Some of these characters started with a villainous nature and tragically remained the same; while others started as flat characters, thus, having no redeeming value of positive transformation. Based on these dynamics, one could argue that Desdemona started the play as a courageous character, and ended as a well-rounded tragic heroine based on the transformational process. Additionally, she sparked the play by advocating inspiration in the beginning, thus, she demonstrated one heroic character trait and transformed in the end to a totally different submissive character trait. Based on these showings one could argue that Desdemona was a well-rounded tragic heroine in the ending acts of Othello.
Desdemona is also a well-rounded tragic heroine for several reasons. There are many reasons; however, most of those reasons will not be discussed in this article. Throughout the play (Othello), Desdemona transforms from being a woman defending her freedom of choice to marry her husband during the marriage. Next, she endures disproportionate persecution from her husband during the marriage. Finally, she dies in the end at the hands of her husband based on her marriage. These are some of the reasons why Desdemona is classified as a well-rounded tragic heroine.

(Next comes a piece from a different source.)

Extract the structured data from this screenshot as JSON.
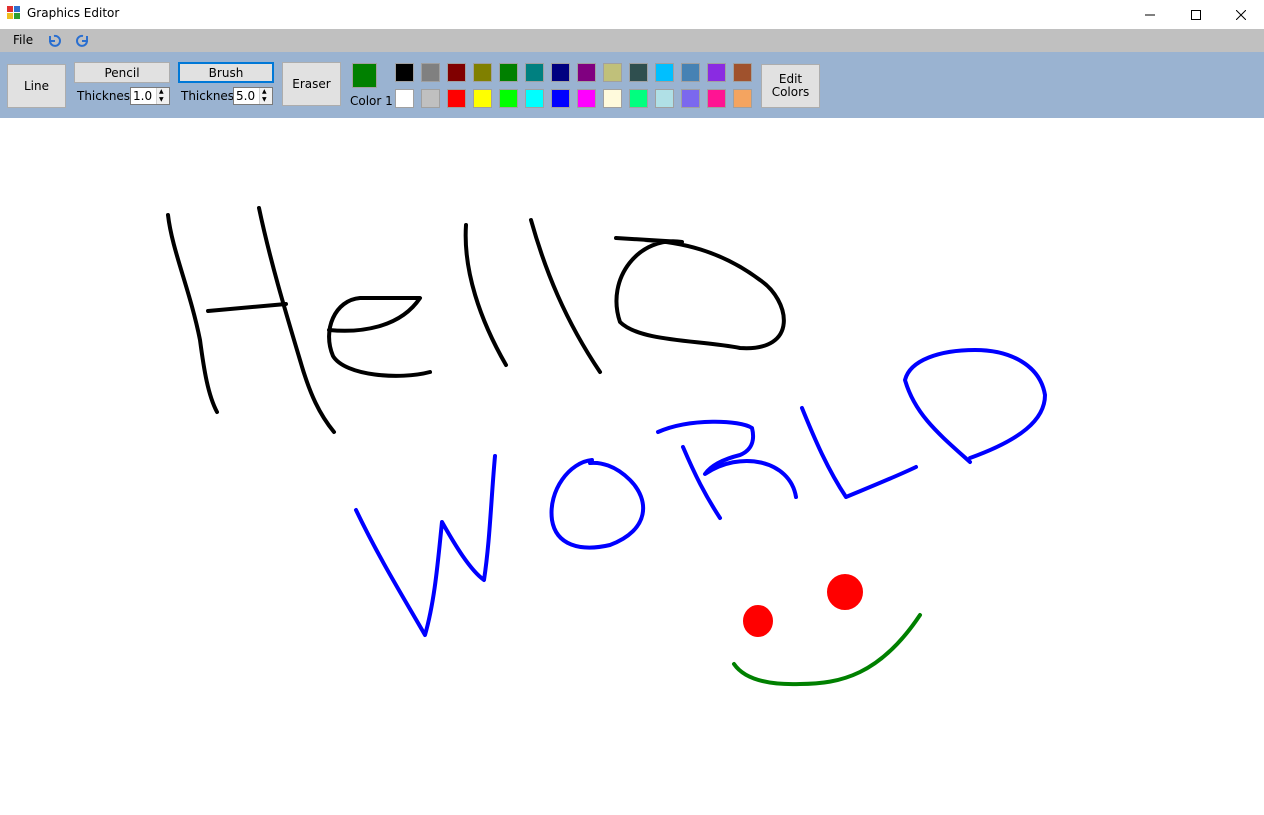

Additionally, to be a tragic heroine one must undergo suffering that is clearly not proportionate to the mistakes made. Clearly, Desdemona’s suffering which resulted in her death is not proportional to her mistakes. Next, she is overcome by forces she cannot control, such as, the position of authority her husband holds. Furthermore, she is a subordinate, obedient to her husband, and finally, her obedience and naivety leads to her demise.